More than agreeing on a particular ideology, we need to agree on the principles that shape the human-created systems we rely on - and ensure that those systems are, like Nature, diverse, inclusive, relational, and responsive. Is it acceptable to hire one’s daughter and son-in-law as ‘senior advisors’? To prevent one president’s Supreme Court nominee from due consideration and fast-track the nominee of one’s preferred candidate? Is it acceptable to scream hateful epithets or gun down someone we fear? To manipulate other countries’ governments, and, therefore, accept manipulation of our own? If we like Candidate A or B but s/he came to power dishonestly, is that acceptable in the future?
If these are the foundational principles of our society and the behavior we expect of our government, then these same principles have to apply across the board, regardless of who is in power.

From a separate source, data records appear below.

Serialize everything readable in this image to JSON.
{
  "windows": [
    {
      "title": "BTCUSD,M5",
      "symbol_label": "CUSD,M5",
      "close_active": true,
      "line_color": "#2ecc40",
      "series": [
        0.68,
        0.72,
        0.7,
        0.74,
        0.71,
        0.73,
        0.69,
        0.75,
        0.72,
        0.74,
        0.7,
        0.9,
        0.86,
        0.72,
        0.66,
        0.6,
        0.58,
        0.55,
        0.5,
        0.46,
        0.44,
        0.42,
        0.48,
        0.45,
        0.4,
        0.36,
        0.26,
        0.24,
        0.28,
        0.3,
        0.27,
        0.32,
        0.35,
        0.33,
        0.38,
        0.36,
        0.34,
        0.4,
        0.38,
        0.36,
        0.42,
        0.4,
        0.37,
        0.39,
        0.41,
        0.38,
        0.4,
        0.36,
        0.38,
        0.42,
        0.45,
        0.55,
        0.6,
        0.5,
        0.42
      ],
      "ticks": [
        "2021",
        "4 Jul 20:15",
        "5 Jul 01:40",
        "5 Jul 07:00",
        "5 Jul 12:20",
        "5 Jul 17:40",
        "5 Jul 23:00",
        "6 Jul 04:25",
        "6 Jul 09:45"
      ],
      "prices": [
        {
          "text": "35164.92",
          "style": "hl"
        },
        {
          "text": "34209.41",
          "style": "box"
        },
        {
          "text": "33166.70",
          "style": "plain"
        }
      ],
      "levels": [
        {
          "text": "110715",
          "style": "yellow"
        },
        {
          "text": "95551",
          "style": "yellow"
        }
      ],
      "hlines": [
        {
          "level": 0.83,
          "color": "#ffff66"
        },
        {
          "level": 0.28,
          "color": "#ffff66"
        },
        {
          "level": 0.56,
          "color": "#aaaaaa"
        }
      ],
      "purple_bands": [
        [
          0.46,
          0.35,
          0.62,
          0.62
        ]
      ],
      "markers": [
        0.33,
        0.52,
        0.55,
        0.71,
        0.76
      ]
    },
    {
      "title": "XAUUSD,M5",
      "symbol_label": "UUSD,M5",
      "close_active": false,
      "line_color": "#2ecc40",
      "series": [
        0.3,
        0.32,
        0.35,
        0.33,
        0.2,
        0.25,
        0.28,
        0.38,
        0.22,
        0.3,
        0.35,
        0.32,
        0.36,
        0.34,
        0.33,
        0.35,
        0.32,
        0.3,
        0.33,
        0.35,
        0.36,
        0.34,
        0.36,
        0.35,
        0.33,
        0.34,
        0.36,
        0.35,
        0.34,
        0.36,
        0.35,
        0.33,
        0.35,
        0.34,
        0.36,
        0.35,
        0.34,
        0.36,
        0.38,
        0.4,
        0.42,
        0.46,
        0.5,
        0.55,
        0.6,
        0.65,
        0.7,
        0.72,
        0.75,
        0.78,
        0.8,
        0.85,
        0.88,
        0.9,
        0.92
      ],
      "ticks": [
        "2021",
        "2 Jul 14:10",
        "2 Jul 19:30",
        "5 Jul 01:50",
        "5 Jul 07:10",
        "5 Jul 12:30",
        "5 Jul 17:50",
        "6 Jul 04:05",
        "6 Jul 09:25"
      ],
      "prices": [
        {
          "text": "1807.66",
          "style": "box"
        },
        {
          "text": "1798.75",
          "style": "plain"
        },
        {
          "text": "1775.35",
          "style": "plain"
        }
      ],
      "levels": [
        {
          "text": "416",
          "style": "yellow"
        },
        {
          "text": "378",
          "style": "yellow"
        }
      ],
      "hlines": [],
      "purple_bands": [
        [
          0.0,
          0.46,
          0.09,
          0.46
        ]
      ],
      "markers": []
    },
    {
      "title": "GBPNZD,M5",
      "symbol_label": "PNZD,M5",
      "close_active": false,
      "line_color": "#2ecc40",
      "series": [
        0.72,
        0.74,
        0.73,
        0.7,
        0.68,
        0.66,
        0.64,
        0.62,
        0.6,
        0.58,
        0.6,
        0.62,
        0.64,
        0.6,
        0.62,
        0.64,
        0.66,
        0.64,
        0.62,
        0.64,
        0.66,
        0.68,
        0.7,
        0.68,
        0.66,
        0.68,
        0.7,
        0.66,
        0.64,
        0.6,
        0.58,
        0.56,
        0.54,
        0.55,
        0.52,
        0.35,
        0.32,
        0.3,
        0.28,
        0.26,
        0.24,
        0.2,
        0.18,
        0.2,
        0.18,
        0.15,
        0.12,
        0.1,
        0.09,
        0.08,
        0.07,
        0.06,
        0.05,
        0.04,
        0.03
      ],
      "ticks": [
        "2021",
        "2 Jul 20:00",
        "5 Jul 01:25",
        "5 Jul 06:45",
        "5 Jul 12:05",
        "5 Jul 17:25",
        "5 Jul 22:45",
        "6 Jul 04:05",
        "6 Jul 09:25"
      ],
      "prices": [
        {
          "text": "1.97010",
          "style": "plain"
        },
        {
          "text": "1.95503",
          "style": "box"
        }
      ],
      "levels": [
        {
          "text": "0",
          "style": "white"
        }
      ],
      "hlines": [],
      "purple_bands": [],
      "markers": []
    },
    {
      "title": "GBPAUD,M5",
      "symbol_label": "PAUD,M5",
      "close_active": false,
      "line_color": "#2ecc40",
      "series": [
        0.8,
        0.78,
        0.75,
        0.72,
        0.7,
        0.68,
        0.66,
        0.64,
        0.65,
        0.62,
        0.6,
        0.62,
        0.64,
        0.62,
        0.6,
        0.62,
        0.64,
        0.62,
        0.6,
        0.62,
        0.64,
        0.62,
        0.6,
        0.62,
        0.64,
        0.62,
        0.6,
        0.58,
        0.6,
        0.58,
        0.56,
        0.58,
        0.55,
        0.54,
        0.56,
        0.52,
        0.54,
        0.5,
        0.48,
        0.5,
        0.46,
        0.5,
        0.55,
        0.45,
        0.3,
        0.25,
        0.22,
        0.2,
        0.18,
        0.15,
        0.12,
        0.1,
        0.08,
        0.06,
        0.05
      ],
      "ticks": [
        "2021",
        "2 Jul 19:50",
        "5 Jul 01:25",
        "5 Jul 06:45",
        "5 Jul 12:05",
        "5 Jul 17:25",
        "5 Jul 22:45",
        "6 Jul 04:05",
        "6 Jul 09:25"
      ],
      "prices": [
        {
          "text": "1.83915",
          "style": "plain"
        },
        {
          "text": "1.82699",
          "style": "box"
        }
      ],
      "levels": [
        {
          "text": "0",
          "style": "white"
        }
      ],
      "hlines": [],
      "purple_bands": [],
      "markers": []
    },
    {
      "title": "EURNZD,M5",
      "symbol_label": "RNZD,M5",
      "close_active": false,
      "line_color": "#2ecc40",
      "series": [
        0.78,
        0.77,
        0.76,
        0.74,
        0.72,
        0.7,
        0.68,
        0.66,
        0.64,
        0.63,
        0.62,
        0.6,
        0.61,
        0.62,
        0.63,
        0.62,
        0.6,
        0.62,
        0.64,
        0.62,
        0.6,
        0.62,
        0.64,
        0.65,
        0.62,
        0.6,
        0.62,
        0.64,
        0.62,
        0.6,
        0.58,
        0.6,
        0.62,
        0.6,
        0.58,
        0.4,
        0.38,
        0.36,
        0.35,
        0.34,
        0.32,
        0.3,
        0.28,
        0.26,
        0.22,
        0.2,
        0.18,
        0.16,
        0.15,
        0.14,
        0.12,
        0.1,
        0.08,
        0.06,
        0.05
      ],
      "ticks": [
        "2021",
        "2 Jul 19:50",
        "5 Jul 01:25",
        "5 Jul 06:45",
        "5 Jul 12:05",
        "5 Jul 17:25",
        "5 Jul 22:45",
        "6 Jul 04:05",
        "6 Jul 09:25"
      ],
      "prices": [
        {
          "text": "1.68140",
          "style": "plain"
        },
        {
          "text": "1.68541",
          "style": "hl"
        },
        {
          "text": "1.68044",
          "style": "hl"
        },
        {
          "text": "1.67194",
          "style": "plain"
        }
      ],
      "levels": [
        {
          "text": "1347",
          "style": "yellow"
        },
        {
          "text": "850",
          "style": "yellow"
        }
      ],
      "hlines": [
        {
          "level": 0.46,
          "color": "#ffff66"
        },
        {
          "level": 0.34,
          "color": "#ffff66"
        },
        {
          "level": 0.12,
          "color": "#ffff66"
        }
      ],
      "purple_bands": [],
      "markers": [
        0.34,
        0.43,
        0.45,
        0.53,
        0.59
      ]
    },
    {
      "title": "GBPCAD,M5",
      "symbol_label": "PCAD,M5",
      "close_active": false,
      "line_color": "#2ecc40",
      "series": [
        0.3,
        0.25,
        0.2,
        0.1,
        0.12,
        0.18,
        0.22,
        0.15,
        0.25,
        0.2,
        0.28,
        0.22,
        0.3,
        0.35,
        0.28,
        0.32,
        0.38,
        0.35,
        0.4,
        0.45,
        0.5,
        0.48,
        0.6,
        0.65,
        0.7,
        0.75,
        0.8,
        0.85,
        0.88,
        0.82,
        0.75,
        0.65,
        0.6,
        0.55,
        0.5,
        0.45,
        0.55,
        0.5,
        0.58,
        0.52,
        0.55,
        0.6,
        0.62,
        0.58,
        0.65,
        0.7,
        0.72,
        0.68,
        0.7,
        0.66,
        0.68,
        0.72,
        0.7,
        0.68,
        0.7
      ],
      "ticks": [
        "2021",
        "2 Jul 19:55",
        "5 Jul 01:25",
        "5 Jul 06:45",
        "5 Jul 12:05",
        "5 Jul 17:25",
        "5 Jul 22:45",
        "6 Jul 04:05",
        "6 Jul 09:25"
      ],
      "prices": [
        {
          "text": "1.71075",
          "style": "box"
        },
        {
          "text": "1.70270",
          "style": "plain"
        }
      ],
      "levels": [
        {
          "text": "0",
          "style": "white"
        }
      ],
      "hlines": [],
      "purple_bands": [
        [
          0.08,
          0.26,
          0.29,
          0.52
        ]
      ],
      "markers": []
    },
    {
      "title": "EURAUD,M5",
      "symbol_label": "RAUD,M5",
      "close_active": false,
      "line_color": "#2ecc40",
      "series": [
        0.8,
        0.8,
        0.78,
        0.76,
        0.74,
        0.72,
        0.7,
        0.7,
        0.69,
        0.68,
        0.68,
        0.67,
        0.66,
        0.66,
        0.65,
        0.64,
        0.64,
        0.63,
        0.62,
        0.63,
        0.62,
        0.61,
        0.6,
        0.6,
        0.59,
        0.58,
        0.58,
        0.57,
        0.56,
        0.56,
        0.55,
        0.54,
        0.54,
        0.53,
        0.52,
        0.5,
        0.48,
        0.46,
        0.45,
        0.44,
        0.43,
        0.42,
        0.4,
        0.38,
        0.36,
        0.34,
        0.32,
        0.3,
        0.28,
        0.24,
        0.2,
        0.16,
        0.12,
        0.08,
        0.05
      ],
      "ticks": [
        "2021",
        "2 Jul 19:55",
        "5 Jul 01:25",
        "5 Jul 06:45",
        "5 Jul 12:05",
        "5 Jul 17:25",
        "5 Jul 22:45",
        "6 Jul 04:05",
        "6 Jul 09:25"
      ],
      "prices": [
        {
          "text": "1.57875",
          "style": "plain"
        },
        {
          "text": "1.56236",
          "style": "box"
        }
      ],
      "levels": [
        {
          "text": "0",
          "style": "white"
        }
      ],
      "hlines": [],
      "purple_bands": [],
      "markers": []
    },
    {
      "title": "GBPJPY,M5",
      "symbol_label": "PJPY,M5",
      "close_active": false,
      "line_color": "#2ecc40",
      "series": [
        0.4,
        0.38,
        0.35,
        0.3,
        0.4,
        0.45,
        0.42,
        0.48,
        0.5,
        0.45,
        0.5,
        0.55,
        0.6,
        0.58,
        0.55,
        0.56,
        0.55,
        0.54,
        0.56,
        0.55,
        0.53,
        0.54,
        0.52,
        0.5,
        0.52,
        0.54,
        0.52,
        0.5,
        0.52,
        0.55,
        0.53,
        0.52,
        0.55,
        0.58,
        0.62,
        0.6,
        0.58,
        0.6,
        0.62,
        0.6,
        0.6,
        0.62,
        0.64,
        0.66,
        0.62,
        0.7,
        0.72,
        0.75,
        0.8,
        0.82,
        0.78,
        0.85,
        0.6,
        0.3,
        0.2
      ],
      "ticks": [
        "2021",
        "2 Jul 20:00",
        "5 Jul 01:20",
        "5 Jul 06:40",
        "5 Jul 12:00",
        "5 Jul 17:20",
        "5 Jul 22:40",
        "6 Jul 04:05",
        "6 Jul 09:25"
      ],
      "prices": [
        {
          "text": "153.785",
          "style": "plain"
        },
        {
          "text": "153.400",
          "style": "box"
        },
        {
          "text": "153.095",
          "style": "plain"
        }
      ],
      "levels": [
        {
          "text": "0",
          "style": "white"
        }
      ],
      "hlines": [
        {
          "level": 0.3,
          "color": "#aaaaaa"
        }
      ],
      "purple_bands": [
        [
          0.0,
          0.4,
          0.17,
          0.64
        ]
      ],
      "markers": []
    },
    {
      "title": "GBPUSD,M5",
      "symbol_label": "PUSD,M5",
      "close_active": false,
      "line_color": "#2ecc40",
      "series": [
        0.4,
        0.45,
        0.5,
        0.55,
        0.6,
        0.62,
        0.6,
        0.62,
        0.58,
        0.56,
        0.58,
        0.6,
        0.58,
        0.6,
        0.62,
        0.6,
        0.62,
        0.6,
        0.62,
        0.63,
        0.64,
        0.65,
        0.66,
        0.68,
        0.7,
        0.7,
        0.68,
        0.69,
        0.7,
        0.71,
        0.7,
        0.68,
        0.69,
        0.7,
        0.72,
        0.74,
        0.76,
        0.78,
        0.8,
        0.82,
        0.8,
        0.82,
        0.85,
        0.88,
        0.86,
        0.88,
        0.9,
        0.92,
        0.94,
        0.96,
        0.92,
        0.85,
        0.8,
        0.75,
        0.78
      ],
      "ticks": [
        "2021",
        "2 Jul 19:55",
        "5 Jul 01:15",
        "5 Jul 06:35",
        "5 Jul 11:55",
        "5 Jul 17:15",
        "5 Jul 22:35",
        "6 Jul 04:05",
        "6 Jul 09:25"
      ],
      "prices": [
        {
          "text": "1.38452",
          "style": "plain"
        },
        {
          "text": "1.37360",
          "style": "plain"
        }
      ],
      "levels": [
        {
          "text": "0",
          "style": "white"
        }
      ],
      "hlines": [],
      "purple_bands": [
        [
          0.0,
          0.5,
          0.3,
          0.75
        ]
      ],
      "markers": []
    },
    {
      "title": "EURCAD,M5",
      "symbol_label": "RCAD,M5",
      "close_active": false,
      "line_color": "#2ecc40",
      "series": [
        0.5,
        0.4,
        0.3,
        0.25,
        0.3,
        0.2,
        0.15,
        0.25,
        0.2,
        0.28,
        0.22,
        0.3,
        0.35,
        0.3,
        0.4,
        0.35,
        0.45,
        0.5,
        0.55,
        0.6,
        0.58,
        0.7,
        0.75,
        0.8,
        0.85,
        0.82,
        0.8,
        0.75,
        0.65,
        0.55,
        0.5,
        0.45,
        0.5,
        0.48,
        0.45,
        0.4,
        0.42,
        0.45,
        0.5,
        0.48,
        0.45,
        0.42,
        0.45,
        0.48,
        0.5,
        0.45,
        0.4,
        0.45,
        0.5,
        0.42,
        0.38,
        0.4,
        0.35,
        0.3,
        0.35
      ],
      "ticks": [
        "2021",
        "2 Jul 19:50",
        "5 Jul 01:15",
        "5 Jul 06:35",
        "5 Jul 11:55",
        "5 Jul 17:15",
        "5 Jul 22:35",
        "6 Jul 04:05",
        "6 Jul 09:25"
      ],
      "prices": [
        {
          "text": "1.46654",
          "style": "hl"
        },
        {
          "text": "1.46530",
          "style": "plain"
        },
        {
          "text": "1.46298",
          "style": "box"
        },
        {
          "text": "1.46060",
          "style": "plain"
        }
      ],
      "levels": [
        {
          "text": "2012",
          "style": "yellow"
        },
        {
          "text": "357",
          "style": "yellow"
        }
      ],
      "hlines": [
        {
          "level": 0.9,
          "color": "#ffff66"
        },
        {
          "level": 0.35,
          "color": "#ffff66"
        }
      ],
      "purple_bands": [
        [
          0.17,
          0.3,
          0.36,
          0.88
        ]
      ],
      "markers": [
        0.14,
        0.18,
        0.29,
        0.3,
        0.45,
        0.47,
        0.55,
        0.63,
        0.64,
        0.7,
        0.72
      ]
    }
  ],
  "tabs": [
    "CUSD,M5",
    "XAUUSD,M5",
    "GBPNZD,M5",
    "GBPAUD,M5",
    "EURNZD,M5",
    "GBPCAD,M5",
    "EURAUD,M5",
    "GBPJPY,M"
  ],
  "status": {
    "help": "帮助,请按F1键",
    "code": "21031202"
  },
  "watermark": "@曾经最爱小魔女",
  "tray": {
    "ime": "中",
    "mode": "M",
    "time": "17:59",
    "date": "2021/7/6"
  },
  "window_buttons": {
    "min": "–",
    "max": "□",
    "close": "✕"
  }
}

Those of us appalled by the consequences of Trump’s election must ask ourselves: if this behavior were that of our preferred candidate and people we agree with, and the changes taking place were our preferred outcomes, would the end justify the means?
What might the alternative to this dead end look like that could replace the ceaseless jockeying for control? As an example, if we stepped away from the win/lose paradigm, and sought to revitalize the principles that apply beyond political preference, then our Supreme Court justices (and all leaders whose decisions affect a multitude) should be selected based on a lack of specific ideology or affiliation. Of paramount importance would be finding people with a comprehensive understanding of history and the workings of the natural world such that no decision or policy could harm any habitat, population, place or process upon which lives depend. This would include bodies of people and also bodies of water; groups of people and also groups of animals and trees. We would have to act on the understanding that, in order to create a sustainable ideology, our leaders’ first loyalty would necessarily be to the principles that ensure the thriving of all life as the inevitable outcome.
As I write this, I ask myself if and how I can live the shift I am advocating. For example, how can I engage my neighbors in talking about their preference for shooting the bear that’s been threatening their chickens and sheep over my preference that they strengthen the enclosures for their livestock instead? Our ways of being are based on our experiences. We all have good reasons for what we believe, no matter how outlandish those beliefs may seem to someone else. How to remember, sentence by sentence, to listen with an open heart and to speak from the understanding that there is no actual separation between us – that human is human and human is bear and bear is goldfish is tree is sky? What does a difficult conversation look like, feel like, sound like, from the knowing that we are just different expressions of the Life Force interacting with itself? No one loses if no one wins.